Amardeo Sarma, Chairman of Trust in Digital Life, Oct 2013

A fair deal and trust requires a fair exchange of assets. In the digital world, this means that there must be sufficient mutual exposure and information to ensure this exchange in both directions: Payment vs. services or products. To make any transaction or purchase work, we need some amount of information or data to trust the other party to meet its obligations, such as to pay or deliver services. Some third parties may also need data to support a transaction. But trust needs confidentiality beyond that. Compromising data beyond what is needed or explicitly agreed via informed consent is a breach of trust.

This trust has been regularly breached, as recent events have highlighted. More than individuals, companies have reacted seeing their data possibly compromised. Cloud providers in the USA are feeling the pain more than others, to the extent that even potential contracts are being cancelled. This is accompanied by calls to move to Europe’s Clouds.

Commissioner Viviane Reding has made a point here: “Restore trust and boost growth” towards a “the Digital Single Market” in Europe. We have the opportunity to create a foundation for a future trusted digital world. We need a reliable, sustainable and Europe-wide ecosystem and legal baseline. All players need to get together and resolve their differences to ensure that the data protection regulation being discussed becomes a reality. The highest standards of data protection in Europe must apply all over Europe.

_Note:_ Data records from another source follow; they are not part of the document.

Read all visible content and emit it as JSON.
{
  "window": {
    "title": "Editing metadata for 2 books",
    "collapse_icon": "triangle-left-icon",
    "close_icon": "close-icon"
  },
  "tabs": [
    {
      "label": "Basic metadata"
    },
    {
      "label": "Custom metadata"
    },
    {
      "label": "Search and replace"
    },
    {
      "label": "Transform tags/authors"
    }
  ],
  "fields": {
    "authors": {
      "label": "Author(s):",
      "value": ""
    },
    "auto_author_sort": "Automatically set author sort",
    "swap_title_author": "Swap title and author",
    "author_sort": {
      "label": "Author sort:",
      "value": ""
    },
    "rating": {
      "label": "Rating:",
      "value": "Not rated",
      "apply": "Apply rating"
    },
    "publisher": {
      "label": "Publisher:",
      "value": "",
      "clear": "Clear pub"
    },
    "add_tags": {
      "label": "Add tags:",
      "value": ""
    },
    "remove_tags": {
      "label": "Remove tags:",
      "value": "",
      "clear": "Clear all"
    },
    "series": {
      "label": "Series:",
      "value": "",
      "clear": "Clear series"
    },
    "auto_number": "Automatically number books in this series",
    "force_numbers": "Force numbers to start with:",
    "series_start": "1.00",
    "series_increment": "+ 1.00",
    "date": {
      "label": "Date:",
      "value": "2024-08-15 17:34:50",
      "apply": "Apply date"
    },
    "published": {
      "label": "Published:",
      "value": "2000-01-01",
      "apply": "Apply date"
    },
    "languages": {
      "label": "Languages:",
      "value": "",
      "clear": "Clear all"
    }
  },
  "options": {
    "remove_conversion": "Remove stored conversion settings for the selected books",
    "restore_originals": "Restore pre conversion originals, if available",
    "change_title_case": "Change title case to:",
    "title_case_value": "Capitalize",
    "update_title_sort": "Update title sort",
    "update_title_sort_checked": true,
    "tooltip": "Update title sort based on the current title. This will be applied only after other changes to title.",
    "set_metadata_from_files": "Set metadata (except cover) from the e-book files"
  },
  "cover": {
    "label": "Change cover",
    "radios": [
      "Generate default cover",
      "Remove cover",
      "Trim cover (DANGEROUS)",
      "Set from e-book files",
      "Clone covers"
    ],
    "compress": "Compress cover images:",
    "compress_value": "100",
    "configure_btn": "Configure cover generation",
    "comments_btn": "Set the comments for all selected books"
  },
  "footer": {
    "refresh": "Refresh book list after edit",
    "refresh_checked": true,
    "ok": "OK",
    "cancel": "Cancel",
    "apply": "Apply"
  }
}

Within Trust in Digital Life, we work with industry and knowledge institutions to ensure that trusted solutions and services can be quickly deployed in a multi-stakeholder environment. Supporting migration towards higher data protection standards and promoting the development and use of privacy technologies are central in this context. TDL “sprints” will bring together companies and institutions to validate their technologies in small projects in a common ecosystem.

The technology and solutions are here to be used. We now need policy makers and all stakeholders in Europe to get their act together and make sure that we soon have the level playing field that we all talk about so often.